Deshalb stürzte ich auch recht missmutig meinen Kaffee hinunter, ehe ich mich vom Esstisch erhob und mich ohne ein weiteres Wort ins Schlafzimmer verzog.

Zwar war das nicht unbedingt fair gegenüber Nia, die ich somit mit den Vorbereitungen für Sophies Geburtstagsfeier heute Abend alleine ließ, aber irgendwie war mir das gerade egal.

Doch auch der erneute Versuch, Louis zu erreichen, scheiterte, sodass das Handy kurz darauf in hohem Bogen von meinem Bett aus gegen die Wand flog und dort in tausend Teile zersprang. Schöne Scheiße.

Einen frustrierten Schrei ins Kissen lassend vergrub ich mich unter der Bettdecke und raufte mir die Haare.

Eine ganze Weile starrte ich lediglich an die Wand und spürte, wie sich mein Herz langsam zusammenzog.

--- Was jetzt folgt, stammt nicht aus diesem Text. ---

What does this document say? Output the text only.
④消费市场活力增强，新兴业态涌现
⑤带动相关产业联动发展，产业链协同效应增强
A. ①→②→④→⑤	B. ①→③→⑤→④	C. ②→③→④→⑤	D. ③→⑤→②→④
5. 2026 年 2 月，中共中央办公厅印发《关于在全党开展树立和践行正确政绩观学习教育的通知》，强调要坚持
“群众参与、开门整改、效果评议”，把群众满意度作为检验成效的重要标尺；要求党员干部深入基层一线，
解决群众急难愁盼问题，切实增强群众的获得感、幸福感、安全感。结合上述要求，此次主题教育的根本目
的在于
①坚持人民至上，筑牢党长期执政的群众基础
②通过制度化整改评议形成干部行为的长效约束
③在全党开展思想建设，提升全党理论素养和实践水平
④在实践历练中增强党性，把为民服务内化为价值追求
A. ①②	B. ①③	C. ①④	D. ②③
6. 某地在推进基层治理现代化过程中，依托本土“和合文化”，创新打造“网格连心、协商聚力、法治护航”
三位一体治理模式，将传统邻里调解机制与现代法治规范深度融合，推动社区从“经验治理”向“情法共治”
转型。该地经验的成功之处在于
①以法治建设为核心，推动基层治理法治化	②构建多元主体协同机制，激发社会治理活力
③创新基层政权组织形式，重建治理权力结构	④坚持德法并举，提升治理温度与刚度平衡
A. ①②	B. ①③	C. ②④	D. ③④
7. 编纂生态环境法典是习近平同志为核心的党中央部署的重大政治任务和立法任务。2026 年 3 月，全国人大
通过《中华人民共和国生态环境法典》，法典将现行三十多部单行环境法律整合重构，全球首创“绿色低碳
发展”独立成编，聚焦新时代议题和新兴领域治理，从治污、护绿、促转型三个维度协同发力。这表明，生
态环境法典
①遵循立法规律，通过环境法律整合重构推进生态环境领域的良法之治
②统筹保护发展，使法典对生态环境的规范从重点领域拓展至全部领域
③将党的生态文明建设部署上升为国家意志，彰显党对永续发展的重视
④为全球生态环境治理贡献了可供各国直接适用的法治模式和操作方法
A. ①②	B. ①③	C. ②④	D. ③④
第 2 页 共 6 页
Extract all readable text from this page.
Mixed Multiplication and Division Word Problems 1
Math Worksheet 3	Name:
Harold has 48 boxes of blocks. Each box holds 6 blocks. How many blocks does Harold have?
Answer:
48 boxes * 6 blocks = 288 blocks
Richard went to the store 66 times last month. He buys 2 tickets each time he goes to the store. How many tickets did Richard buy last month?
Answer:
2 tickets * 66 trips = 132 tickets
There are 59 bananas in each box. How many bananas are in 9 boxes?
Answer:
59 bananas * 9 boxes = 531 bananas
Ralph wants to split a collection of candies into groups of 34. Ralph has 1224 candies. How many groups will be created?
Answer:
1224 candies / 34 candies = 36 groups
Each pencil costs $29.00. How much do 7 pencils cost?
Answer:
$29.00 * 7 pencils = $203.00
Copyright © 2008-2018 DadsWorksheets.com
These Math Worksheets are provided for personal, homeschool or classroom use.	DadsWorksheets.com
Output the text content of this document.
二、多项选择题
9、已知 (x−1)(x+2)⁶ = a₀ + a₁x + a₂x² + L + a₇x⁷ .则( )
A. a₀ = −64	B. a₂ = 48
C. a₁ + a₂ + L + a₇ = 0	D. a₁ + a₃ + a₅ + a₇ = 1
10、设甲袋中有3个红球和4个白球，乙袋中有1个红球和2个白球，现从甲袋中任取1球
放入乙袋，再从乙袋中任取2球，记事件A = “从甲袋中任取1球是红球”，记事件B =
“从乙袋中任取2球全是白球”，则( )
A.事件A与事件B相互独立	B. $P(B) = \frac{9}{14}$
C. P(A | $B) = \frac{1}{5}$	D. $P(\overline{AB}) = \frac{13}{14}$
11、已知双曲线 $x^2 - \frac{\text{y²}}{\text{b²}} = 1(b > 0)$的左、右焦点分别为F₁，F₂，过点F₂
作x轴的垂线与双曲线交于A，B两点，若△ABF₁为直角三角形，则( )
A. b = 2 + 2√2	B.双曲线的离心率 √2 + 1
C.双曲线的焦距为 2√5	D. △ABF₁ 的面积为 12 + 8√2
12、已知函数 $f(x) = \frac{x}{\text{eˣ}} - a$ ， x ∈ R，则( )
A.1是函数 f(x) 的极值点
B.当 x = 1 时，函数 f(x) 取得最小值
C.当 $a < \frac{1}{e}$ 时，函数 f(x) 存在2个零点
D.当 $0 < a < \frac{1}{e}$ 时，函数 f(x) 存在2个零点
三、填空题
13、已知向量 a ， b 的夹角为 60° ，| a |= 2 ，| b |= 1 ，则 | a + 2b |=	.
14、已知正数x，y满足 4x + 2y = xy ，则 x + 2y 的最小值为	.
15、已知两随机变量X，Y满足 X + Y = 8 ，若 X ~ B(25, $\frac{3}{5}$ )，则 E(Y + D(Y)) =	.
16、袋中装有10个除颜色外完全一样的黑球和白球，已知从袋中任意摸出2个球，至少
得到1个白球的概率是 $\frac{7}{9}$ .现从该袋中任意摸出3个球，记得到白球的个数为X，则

Ein Mix aus Eifersucht und Sorge überschwappte mich und ich fragte mich instinktiv, ob ich ihn vom Gehen hätte hindern können, wenn ich die Nacht über nicht bei Nia sondern bei ihm geschlafen hätte.

Allerdings wischte ich diesen Gedanken relativ schnell wieder beiseite und presste stattdessen mein Gesicht ins Kissen, abermals genervt aufstöhnend.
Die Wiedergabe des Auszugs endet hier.